Our team works on high scale website available at globalchallenge.virginpulse.com. Historically we have used Cloud Services and over the last year we have migrated to Azure App Service specifically Web Apps. We choose to migrate to Web Apps for a variety of reasons such making deployments and operational overheads more efficient.
A quick note on Azure terminology:
- A Web App is a type of app intended for hosting websites and web applications.
- Web Apps run on the collection of physical resources that is referred to as an App Service plan.
- A more detailed overview can be found here.
Well before we made the decision to move to App Services we had to get management approval which meant we had to choose what sort of plan our App Service we thought we would need. App Service plans range in price, features and functionality from free, shared, basic, standard and premium. The team mistakenly thought we would be able to run using the Standard App Service plan, specifically using the S3 instance pricing. We went through the relevant management and budget approval processes based on this information. We then updated our codebase to allow us to deploy the web site as a Web App running in an Azure App Service. It was only at this point where we realised that the standard plan restricted the maximum number of instances to 10 and we knew we would need more than 10 instances.
This left the team with four distinct options.
Premium Service plan
Upgrading to the Azure Premium App Service plan facilitates increasing the maximum number of instances to 50, and even allowed for more instances on request. This was the simplest option. The catch was that each instance would be significantly more expensive to operate which would mean we needed to go through the budget approval process again - far from ideal.
App Service Environment
The team even explored the option of using an App Service Environment in which your hosting environment is dedicated and fully isolated. This comes with all the bells and whistles including the Azure’s most powerful and expensive P4 instance. This was quickly ruled out as it was both the costliest option, and came with a surprising amount of complexity.
Despite the team’s effort to get the codebase into a position where we could utilise Web Apps, we could fall back to deploying the website as a Cloud Service. Despite being an option this would mean we couldn’t benefit from the any of the operational efficiencies gained from using Web Apps, and was deemed our last resort.

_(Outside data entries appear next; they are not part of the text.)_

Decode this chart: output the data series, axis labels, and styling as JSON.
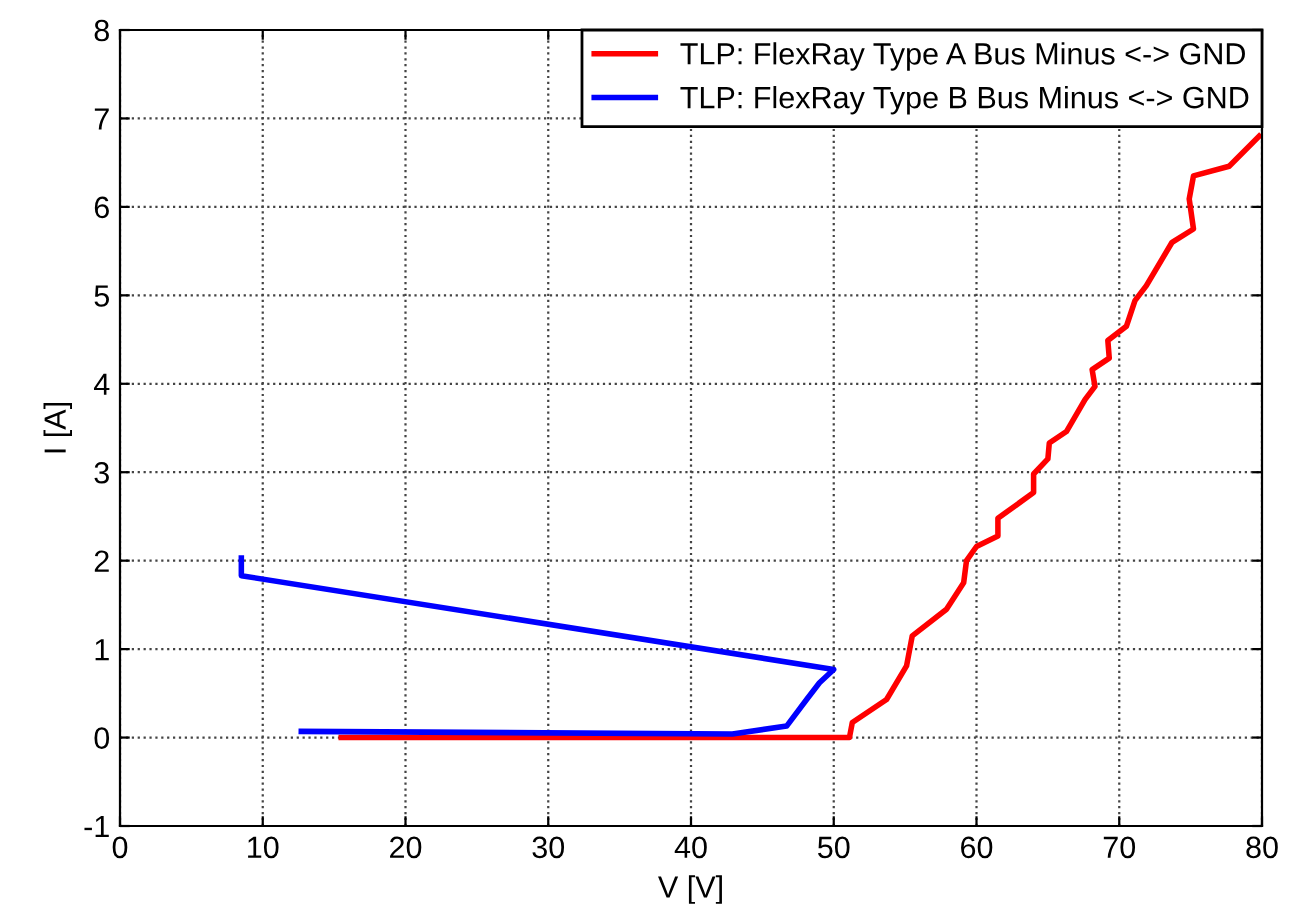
{
  "chart_data": {
    "type": "line",
    "xlabel": "V [V]",
    "ylabel": "I [A]",
    "xlim": [
      0,
      80
    ],
    "ylim": [
      -1,
      8
    ],
    "xticks": [
      0,
      10,
      20,
      30,
      40,
      50,
      60,
      70,
      80
    ],
    "yticks": [
      -1,
      0,
      1,
      2,
      3,
      4,
      5,
      6,
      7,
      8
    ],
    "grid": true,
    "legend": "top right",
    "line_style": "solid",
    "marker": "none",
    "series": [
      {
        "name": "TLP: FlexRay Type A Bus Minus <-> GND",
        "color": "#ff0000",
        "x": [
          15.5,
          51.1,
          51.3,
          53.7,
          55.1,
          55.5,
          57.9,
          59.1,
          59.3,
          60.0,
          61.5,
          61.5,
          62.8,
          64.0,
          64.0,
          65.0,
          65.1,
          66.3,
          67.6,
          68.3,
          68.1,
          69.3,
          69.2,
          70.5,
          71.1,
          71.9,
          73.7,
          75.2,
          74.9,
          75.2,
          77.7,
          79.8
        ],
        "values": [
          0,
          0,
          0.17,
          0.43,
          0.81,
          1.15,
          1.45,
          1.75,
          2.0,
          2.16,
          2.28,
          2.48,
          2.63,
          2.77,
          2.98,
          3.15,
          3.33,
          3.46,
          3.82,
          3.97,
          4.16,
          4.29,
          4.49,
          4.65,
          4.94,
          5.11,
          5.6,
          5.75,
          6.09,
          6.35,
          6.46,
          6.8
        ]
      },
      {
        "name": "TLP: FlexRay Type B Bus Minus <-> GND",
        "color": "#0000ff",
        "x": [
          8.5,
          8.5,
          50.0,
          49.0,
          48.1,
          46.7,
          42.9,
          12.7
        ],
        "values": [
          2.03,
          1.83,
          0.77,
          0.62,
          0.43,
          0.13,
          0.04,
          0.07
        ]
      }
    ]
  }
}
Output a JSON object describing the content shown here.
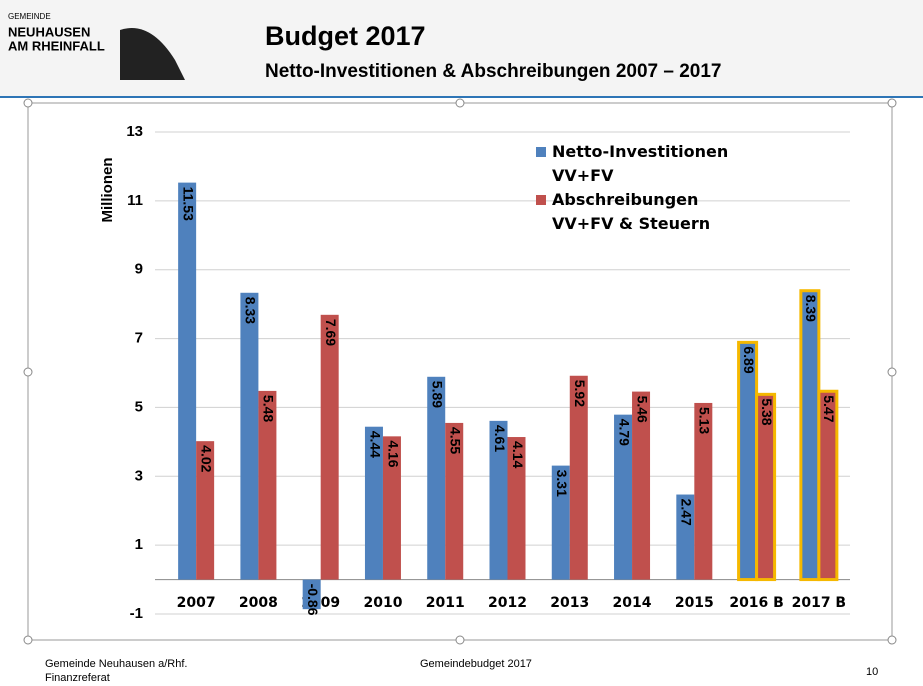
{
  "header": {
    "logo_top": "GEMEINDE",
    "logo_line1": "NEUHAUSEN",
    "logo_line2": "AM RHEINFALL",
    "title": "Budget 2017",
    "subtitle": "Netto-Investitionen & Abschreibungen 2007 – 2017"
  },
  "chart_data": {
    "type": "bar",
    "y_label": "Millionen",
    "categories": [
      "2007",
      "2008",
      "2009",
      "2010",
      "2011",
      "2012",
      "2013",
      "2014",
      "2015",
      "2016 B",
      "2017 B"
    ],
    "series": [
      {
        "name": "Netto-Investitionen VV+FV",
        "color": "#4f81bd",
        "values": [
          11.53,
          8.33,
          -0.86,
          4.44,
          5.89,
          4.61,
          3.31,
          4.79,
          2.47,
          6.89,
          8.39
        ]
      },
      {
        "name": "Abschreibungen VV+FV & Steuern",
        "color": "#c0504d",
        "values": [
          4.02,
          5.48,
          7.69,
          4.16,
          4.55,
          4.14,
          5.92,
          5.46,
          5.13,
          5.38,
          5.47
        ]
      }
    ],
    "ylim": [
      -1,
      13
    ],
    "yticks": [
      -1,
      1,
      3,
      5,
      7,
      9,
      11,
      13
    ],
    "grid": true,
    "highlighted": [
      "2016 B",
      "2017 B"
    ],
    "highlight_color": "#f5b800"
  },
  "footer": {
    "left1": "Gemeinde Neuhausen a/Rhf.",
    "left2": "Finanzreferat",
    "center": "Gemeindebudget 2017",
    "page": "10"
  }
}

The team’s last option was using a Traffic Manager such as Azure’s offering or Cloudflare’s offering. We were initially sceptical and thought that Azure would block our attempts to use traffic manager. Our team has a business requirement that our data and all servers reside in a specific geographic region (i.e. all Azure services need to belong to one data centre with DR in another data centre). This goes against the typical use case of any Traffic Manager which is to geographically distribute load based on the servers closest to the end user. Given these requirements let’s know go with a theoretically example, where 40 server instances are required:
- Given an App Service plan running on the standard tier support a maximum of 10 instances, spin up 4 app server instances on the standard tier.
- The 4 App Service plans are then connected via traffic manager
- Generally speaking, the standard tier is a third of the price of the premium tier for the same specifications (except for disk storage which increases on the premium tier) In this instance, you are saving a third of the price of the 40 servers. However, you trade off that money saved for operational overhead of maintaining and deploying to 4 App Service plans.